RESULTS: Fifty-two (52) patients met inclusion criteria. Five patients (9.6%) were treated with antibiotics for post-operative fever within 72 hours of PCNL. No patients (0%) were admitted to the intensive care unit for sepsis. No patients (0%) were treated for infection from post-operative days 3-14. Mean age was was 51.9 years and 29% of patients were female. The most common intra-operative antibiotics used were cefazolin (37%), ampicillin + gentamicin (19%), and ceftriaxone (17%). Mean operative time was 107.4 minutes (SD 32.0) and 34 accesses (65.0%) were below the 12th rib. Stone size was > 2.0 cm in 79% of patients, and 23% of stones were staghorn calculi. Stone composition was pure or mixed calcium in 25 patients (46%), mixed calcium and uric acid in 10 patients (19%), pure uric acid in 3 (6%), struvite in 4 (8%), cystine in 2 (4%), and unknown in 8 (15%). Ureteral stent without nephrostomy was the drainage for 35% of procedures; the remainder had nephrostomy tube drainage for <48 hours.

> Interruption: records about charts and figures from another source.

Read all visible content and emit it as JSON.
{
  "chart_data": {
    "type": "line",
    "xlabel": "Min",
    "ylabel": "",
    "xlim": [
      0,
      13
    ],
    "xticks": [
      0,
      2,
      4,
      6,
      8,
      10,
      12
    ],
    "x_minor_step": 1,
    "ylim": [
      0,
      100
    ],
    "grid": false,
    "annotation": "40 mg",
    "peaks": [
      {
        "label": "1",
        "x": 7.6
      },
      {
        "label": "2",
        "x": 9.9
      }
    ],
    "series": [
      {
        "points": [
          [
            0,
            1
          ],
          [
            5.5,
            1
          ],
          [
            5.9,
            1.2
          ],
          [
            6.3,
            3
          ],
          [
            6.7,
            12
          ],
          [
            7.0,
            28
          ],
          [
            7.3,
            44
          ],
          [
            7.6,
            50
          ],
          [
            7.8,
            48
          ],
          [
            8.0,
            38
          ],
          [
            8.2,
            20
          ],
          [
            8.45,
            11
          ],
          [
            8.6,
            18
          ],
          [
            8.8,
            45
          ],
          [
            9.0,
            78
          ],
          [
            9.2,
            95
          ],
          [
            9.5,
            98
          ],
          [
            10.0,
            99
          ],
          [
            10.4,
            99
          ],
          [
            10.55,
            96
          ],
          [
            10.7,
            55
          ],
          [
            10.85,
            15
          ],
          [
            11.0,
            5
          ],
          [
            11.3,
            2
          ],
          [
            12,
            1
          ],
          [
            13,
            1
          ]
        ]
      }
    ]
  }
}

CONCLUSIONS: In this pilot series of 54 patients in whom our practice complied with AUA guidelines for PCNL, 9.6% were treated for post-operative cystitis with antibiotics. There was no sepsis or delayed infection These results are encouraging and suggest that in properly selected patients, responsible use of antibiotics may not increase infectious complications. Further prospective and randomized studies would be helpful to confirm our findings.